Bloomberg has the report:
Federal Reserve officials decided to reinvest principal payments on mortgage holdings into long-term Treasury securities, making their first attempt to bolster growth since March 2009 to keep the slowing US economy from relapsing into recession.
“The pace of economic recovery is likely to be more modest in the near term than had been anticipated,” the Federal Open Market Committee said in a statement in Washington. “To help support the economic recovery in a context of price stability, the Committee will keep constant the Federal Reserve’s holdings of securities at their current level.” The Fed retained a commitment to keep its benchmark interest rate close to zero for an “extended period.”
With growth weakening in the second quarter and company job gains in July falling short of estimates, today’s step signals that risks of a downturn have increased enough for the Fed to delay its exit from unprecedented stimulus. Chairman Ben S. Bernanke told Congress last month that the Fed was “prepared to take further policy actions as needed.”
The Fed’s last move in favor of easier policy came in March 2009, when policy makers agreed to buy $300 billion of Treasuries and more than double planned mortgage-debt purchases to $1.45 trillion while starting a pledge to keep the benchmark rate close to zero for an “extended period.”

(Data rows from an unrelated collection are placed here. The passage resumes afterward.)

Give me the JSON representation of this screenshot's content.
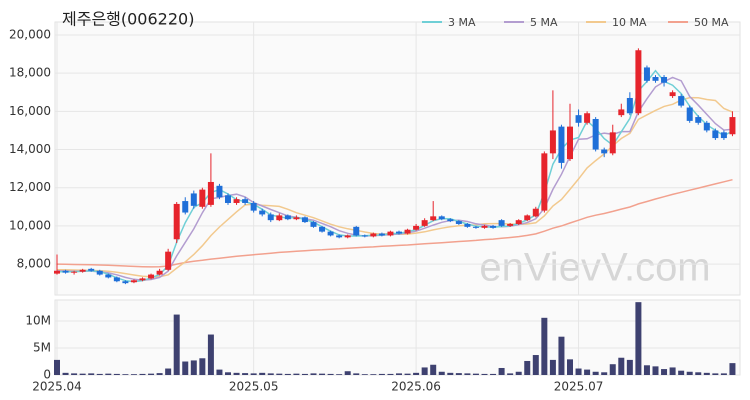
{
  "chart_data": {
    "type": "candlestick",
    "title": "제주은행(006220)",
    "watermark": "enVievV.com",
    "legend": "top-right",
    "grid": true,
    "up_color": "#e6242c",
    "down_color": "#1f6fd8",
    "categories": [
      "2025.04",
      null,
      null,
      null,
      null,
      null,
      null,
      null,
      null,
      null,
      null,
      null,
      null,
      null,
      null,
      null,
      null,
      null,
      null,
      null,
      null,
      null,
      null,
      "2025.05",
      null,
      null,
      null,
      null,
      null,
      null,
      null,
      null,
      null,
      null,
      null,
      null,
      null,
      null,
      null,
      null,
      null,
      null,
      "2025.06",
      null,
      null,
      null,
      null,
      null,
      null,
      null,
      null,
      null,
      null,
      null,
      null,
      null,
      null,
      null,
      null,
      null,
      null,
      "2025.07",
      null,
      null,
      null,
      null,
      null,
      null,
      null,
      null,
      null,
      null,
      null,
      null,
      null,
      null,
      null,
      null,
      null,
      null
    ],
    "open": [
      7500,
      7650,
      7550,
      7600,
      7750,
      7650,
      7450,
      7300,
      7100,
      7050,
      7150,
      7250,
      7450,
      7700,
      9300,
      11300,
      11700,
      11000,
      11100,
      12100,
      11600,
      11200,
      11400,
      11200,
      10800,
      10600,
      10300,
      10550,
      10350,
      10450,
      10200,
      9950,
      9700,
      9500,
      9400,
      9950,
      9500,
      9450,
      9600,
      9500,
      9700,
      9600,
      9800,
      10000,
      10300,
      10500,
      10350,
      10250,
      10100,
      9950,
      9900,
      10000,
      10300,
      10000,
      10100,
      10300,
      10500,
      10800,
      13800,
      15200,
      13500,
      15800,
      15400,
      15600,
      14000,
      13800,
      15800,
      16700,
      15900,
      18300,
      17800,
      17800,
      16800,
      16800,
      16200,
      15700,
      15400,
      15000,
      14900,
      14800
    ],
    "high": [
      8500,
      7700,
      7650,
      7750,
      7800,
      7700,
      7500,
      7350,
      7150,
      7200,
      7300,
      7500,
      7750,
      8800,
      11250,
      11500,
      11850,
      12000,
      13800,
      12200,
      11700,
      11500,
      11500,
      11300,
      10900,
      10700,
      10650,
      10600,
      10550,
      10500,
      10250,
      10000,
      9750,
      9550,
      9550,
      10000,
      9550,
      9650,
      9650,
      9750,
      9750,
      9850,
      10100,
      10400,
      11300,
      10550,
      10400,
      10300,
      10150,
      10000,
      10050,
      10050,
      10350,
      10150,
      10350,
      10600,
      11000,
      13900,
      17100,
      15300,
      16400,
      16100,
      16000,
      15700,
      14100,
      15300,
      16400,
      17000,
      19300,
      18400,
      17900,
      17900,
      17100,
      16900,
      16300,
      15800,
      15500,
      15100,
      15000,
      16000
    ],
    "low": [
      7450,
      7500,
      7450,
      7550,
      7600,
      7400,
      7250,
      7050,
      6950,
      7000,
      7100,
      7200,
      7400,
      7650,
      9100,
      10600,
      10900,
      10900,
      11000,
      11400,
      11100,
      11100,
      11100,
      10700,
      10500,
      10200,
      10250,
      10300,
      10300,
      10150,
      9900,
      9650,
      9450,
      9350,
      9350,
      9450,
      9400,
      9400,
      9450,
      9450,
      9550,
      9550,
      9750,
      9950,
      10250,
      10300,
      10200,
      10050,
      9900,
      9850,
      9850,
      9850,
      9950,
      9950,
      10050,
      10250,
      10450,
      10700,
      13500,
      13000,
      13400,
      15200,
      15300,
      13900,
      13600,
      13700,
      15700,
      15800,
      15800,
      17500,
      17500,
      17300,
      16700,
      16200,
      15400,
      15300,
      14900,
      14500,
      14500,
      14700
    ],
    "close": [
      7650,
      7550,
      7600,
      7700,
      7650,
      7450,
      7300,
      7100,
      7000,
      7150,
      7250,
      7450,
      7650,
      8650,
      11150,
      10700,
      11050,
      11900,
      12300,
      11500,
      11200,
      11400,
      11200,
      10800,
      10600,
      10300,
      10550,
      10350,
      10450,
      10200,
      9950,
      9700,
      9500,
      9400,
      9500,
      9500,
      9450,
      9600,
      9500,
      9700,
      9600,
      9800,
      10000,
      10300,
      10500,
      10350,
      10250,
      10100,
      9950,
      9900,
      10000,
      9900,
      10000,
      10100,
      10300,
      10550,
      10900,
      13800,
      15000,
      13300,
      15200,
      15400,
      15900,
      14000,
      13800,
      14900,
      16100,
      15900,
      19200,
      17600,
      17600,
      17500,
      17000,
      16300,
      15500,
      15400,
      15000,
      14600,
      14600,
      15700
    ],
    "ylim": [
      6380,
      20680
    ],
    "yticks": [
      {
        "value": 8000,
        "label": "8,000"
      },
      {
        "value": 10000,
        "label": "10,000"
      },
      {
        "value": 12000,
        "label": "12,000"
      },
      {
        "value": 14000,
        "label": "14,000"
      },
      {
        "value": 16000,
        "label": "16,000"
      },
      {
        "value": 18000,
        "label": "18,000"
      },
      {
        "value": 20000,
        "label": "20,000"
      }
    ],
    "series": [
      {
        "name": "3 MA",
        "color": "#6fcfd6",
        "values": [
          7600,
          7600,
          7600,
          7620,
          7650,
          7600,
          7470,
          7280,
          7130,
          7080,
          7130,
          7280,
          7450,
          7920,
          9150,
          10170,
          10970,
          11220,
          11750,
          11900,
          11670,
          11370,
          11270,
          11130,
          10870,
          10570,
          10480,
          10400,
          10450,
          10330,
          10200,
          9950,
          9720,
          9530,
          9470,
          9470,
          9480,
          9520,
          9520,
          9600,
          9600,
          9700,
          9800,
          10030,
          10270,
          10380,
          10370,
          10230,
          10100,
          9980,
          9950,
          9930,
          9970,
          10000,
          10130,
          10320,
          10580,
          11750,
          13230,
          14030,
          14500,
          14630,
          15500,
          15100,
          14570,
          14230,
          14930,
          15630,
          17070,
          17570,
          18130,
          17570,
          17370,
          16930,
          16270,
          15730,
          15300,
          15000,
          14730,
          14970
        ]
      },
      {
        "name": "5 MA",
        "color": "#b39dd0",
        "values": [
          7650,
          7630,
          7620,
          7630,
          7630,
          7590,
          7540,
          7440,
          7300,
          7200,
          7160,
          7190,
          7300,
          7630,
          8430,
          9140,
          9840,
          10690,
          11420,
          11490,
          11590,
          11660,
          11520,
          11220,
          11040,
          10860,
          10690,
          10520,
          10450,
          10370,
          10300,
          10130,
          9960,
          9750,
          9610,
          9520,
          9470,
          9490,
          9510,
          9550,
          9570,
          9640,
          9720,
          9880,
          10040,
          10190,
          10280,
          10300,
          10230,
          10110,
          10040,
          9970,
          9950,
          9980,
          10060,
          10170,
          10370,
          10930,
          11910,
          12710,
          13640,
          14540,
          14560,
          14760,
          14860,
          14800,
          14940,
          14940,
          15980,
          16660,
          17280,
          17560,
          17780,
          17600,
          16780,
          16320,
          15840,
          15360,
          15020,
          15060
        ]
      },
      {
        "name": "10 MA",
        "color": "#f2c98e",
        "values": [
          7700,
          7700,
          7690,
          7680,
          7670,
          7650,
          7620,
          7570,
          7500,
          7430,
          7360,
          7340,
          7340,
          7440,
          7790,
          8120,
          8500,
          8960,
          9490,
          9940,
          10340,
          10740,
          11100,
          11130,
          11080,
          11050,
          11020,
          10870,
          10690,
          10560,
          10430,
          10260,
          10090,
          9950,
          9850,
          9770,
          9680,
          9600,
          9570,
          9600,
          9560,
          9570,
          9620,
          9690,
          9790,
          9880,
          9960,
          10010,
          10030,
          10050,
          10110,
          10120,
          10120,
          10100,
          10080,
          10100,
          10160,
          10530,
          11040,
          11380,
          11910,
          12460,
          13040,
          13420,
          13770,
          14200,
          14580,
          14850,
          15580,
          15820,
          16050,
          16260,
          16370,
          16590,
          16720,
          16710,
          16620,
          16570,
          16150,
          15960
        ]
      },
      {
        "name": "50 MA",
        "color": "#f2a18e",
        "values": [
          8000,
          7990,
          7980,
          7970,
          7960,
          7950,
          7940,
          7920,
          7900,
          7880,
          7860,
          7850,
          7860,
          7900,
          8000,
          8080,
          8150,
          8200,
          8260,
          8310,
          8360,
          8410,
          8450,
          8490,
          8530,
          8570,
          8610,
          8640,
          8670,
          8700,
          8730,
          8750,
          8780,
          8800,
          8830,
          8850,
          8880,
          8900,
          8930,
          8950,
          8980,
          9000,
          9030,
          9060,
          9090,
          9120,
          9150,
          9180,
          9210,
          9240,
          9280,
          9310,
          9350,
          9390,
          9440,
          9500,
          9580,
          9720,
          9880,
          10000,
          10150,
          10300,
          10450,
          10560,
          10650,
          10760,
          10880,
          10990,
          11150,
          11280,
          11410,
          11530,
          11650,
          11760,
          11870,
          11980,
          12090,
          12200,
          12310,
          12420
        ]
      }
    ],
    "volume": {
      "color": "#3e4170",
      "values": [
        2800000,
        400000,
        300000,
        250000,
        300000,
        200000,
        250000,
        200000,
        150000,
        150000,
        200000,
        250000,
        350000,
        1200000,
        11200000,
        2500000,
        2700000,
        3100000,
        7500000,
        1000000,
        500000,
        400000,
        350000,
        300000,
        400000,
        300000,
        250000,
        200000,
        250000,
        200000,
        300000,
        250000,
        200000,
        150000,
        700000,
        300000,
        150000,
        150000,
        200000,
        200000,
        300000,
        250000,
        400000,
        1400000,
        1900000,
        600000,
        400000,
        350000,
        300000,
        250000,
        200000,
        200000,
        1300000,
        300000,
        600000,
        2600000,
        3700000,
        10600000,
        2800000,
        7100000,
        2900000,
        1200000,
        1000000,
        600000,
        500000,
        2000000,
        3200000,
        2800000,
        13500000,
        1800000,
        1600000,
        1100000,
        1400000,
        800000,
        600000,
        500000,
        400000,
        300000,
        300000,
        2200000
      ],
      "ylim": [
        0,
        13900000
      ],
      "yticks": [
        0,
        {
          "value": 5000000,
          "label": "5M"
        },
        {
          "value": 10000000,
          "label": "10M"
        }
      ]
    }
  }
}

So, the Fed has made another mini-move. And the markets reacted appropriately, in a mini-way. Stocks went down a little – minus 54 on the Dow. Gold went down a bit too – off $4, to bring the price to $1,198.

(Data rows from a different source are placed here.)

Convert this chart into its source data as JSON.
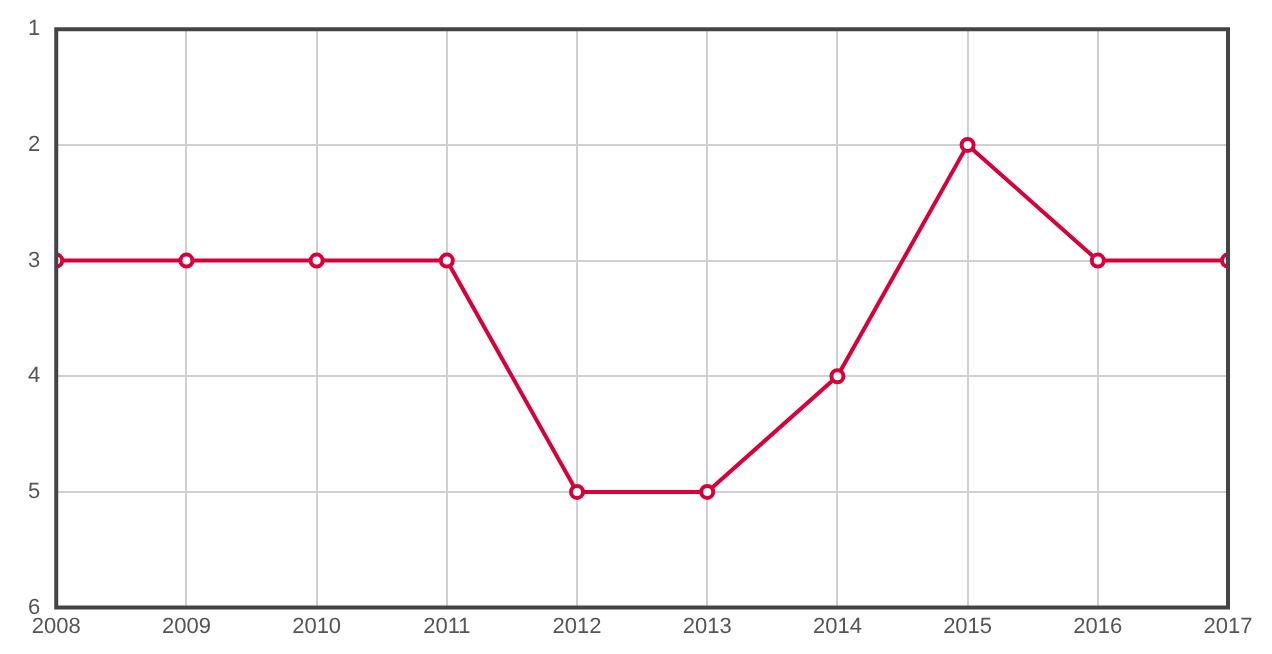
{
  "chart_data": {
    "type": "line",
    "x": [
      2008,
      2009,
      2010,
      2011,
      2012,
      2013,
      2014,
      2015,
      2016,
      2017
    ],
    "series": [
      {
        "color": "#d9003a",
        "values": [
          3,
          3,
          3,
          3,
          5,
          5,
          4,
          2,
          3,
          3
        ]
      }
    ],
    "xlim": [
      2008,
      2017
    ],
    "xticks": [
      2008,
      2009,
      2010,
      2011,
      2012,
      2013,
      2014,
      2015,
      2016,
      2017
    ],
    "ylim": [
      6,
      1
    ],
    "yticks": [
      1,
      2,
      3,
      4,
      5,
      6
    ],
    "grid": true,
    "legend": false,
    "marker": "circle",
    "line_style": "solid"
  }
}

Barron’s was not wrong. Just early. You’ll recall the newspaper says the Fed will “Print $2 trillion.” Yes, it probably will. But not now…not yet. Not as long as the Treasury can finance federal deficits by borrowing and the stock market hasn’t collapsed.

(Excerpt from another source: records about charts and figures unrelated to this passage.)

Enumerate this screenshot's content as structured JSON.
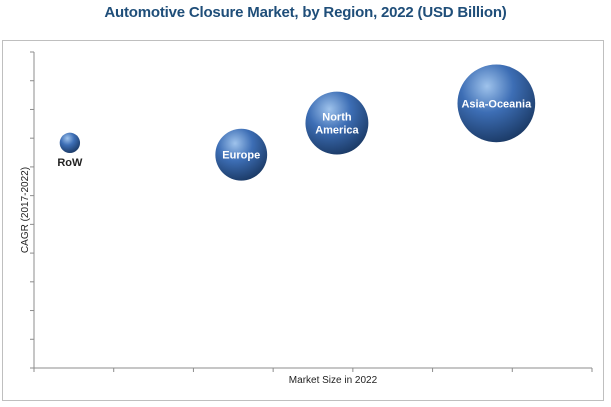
{
  "title": "Automotive Closure Market, by Region, 2022 (USD Billion)",
  "chart_data": {
    "type": "scatter",
    "subtype": "bubble",
    "title": "Automotive Closure Market, by Region, 2022 (USD Billion)",
    "xlabel": "Market Size in 2022",
    "ylabel": "CAGR (2017-2022)",
    "grid": false,
    "x_ticks": 7,
    "y_ticks": 11,
    "points": [
      {
        "label": "RoW",
        "label_lines": [
          "RoW"
        ],
        "label_position": "below",
        "x": 0.45,
        "y": 5.7,
        "size": 0.55
      },
      {
        "label": "Europe",
        "label_lines": [
          "Europe"
        ],
        "label_position": "center",
        "x": 2.6,
        "y": 5.4,
        "size": 1.4
      },
      {
        "label": "North America",
        "label_lines": [
          "North",
          "America"
        ],
        "label_position": "center",
        "x": 3.8,
        "y": 6.2,
        "size": 1.7
      },
      {
        "label": "Asia-Oceania",
        "label_lines": [
          "Asia-Oceania"
        ],
        "label_position": "center",
        "x": 5.8,
        "y": 6.7,
        "size": 2.1
      }
    ],
    "xlim": [
      0,
      7
    ],
    "ylim": [
      0,
      8
    ],
    "colors": {
      "bubble_light": "#9fc3ec",
      "bubble_mid": "#3d6eb5",
      "bubble_dark": "#1b3a66",
      "axis": "#8c8c8c"
    }
  }
}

But the Fed is in a trap of its own making. It doesn’t really understand what is going on. It thinks there is a problem in the economy caused by consumers who are unwilling to spend. It believes it should use its policy tools to help pry the money out of their pockets. Trouble is, consumers don’t have any money in their pockets. And if they did have some, they wouldn’t want to spend it.
Of course, the Fed knows this much. But they think that if they can get people spending again, the economy will take off, employment will rise, incomes will go up and everything will be hunky dory again.
They don’t seem to wonder why – if things were so hunky dory in the bubble years – there was a crisis in the first place. Never once have we heard anyone of them – not Bernanke, Summers, or Geithner – explain that the private sector had run up too much debt (largely because of their own economic policies)…and that now it is paying the price.
Instead, they think the economy is sick and that they are all Dr. Schweitzers. The whole thing – meaning, the body of ideas, theories, prejudices, plans and programs of the financial authorities – is really asinine. Which is what is really interesting about this episode in history. So many very smart people have come to believe such absurd things. It’s a marvel. And marvelously entertaining to watch. What will they say and do next?
They don’t have much choice. Their silly ideas drive them into silly positions…from which there is no gracious exit. The economy is correcting from too much debt. They’re determined to stop the correction with the only thing they have to offer – more debt. And funny money, of course.
They’re not stupid, though. They also know that they can’t go too far or they will do even more damage than they’re doing now. So, they’ll save that disastrous step for later…when they’re really desperate. Then, we’ll see them print $2 trillion. Or print $3 trillion. Or more.
In the meantime, it’s “muddle onwards” for the authorities! One misstep after another. Headlong into one trap…then onto the next!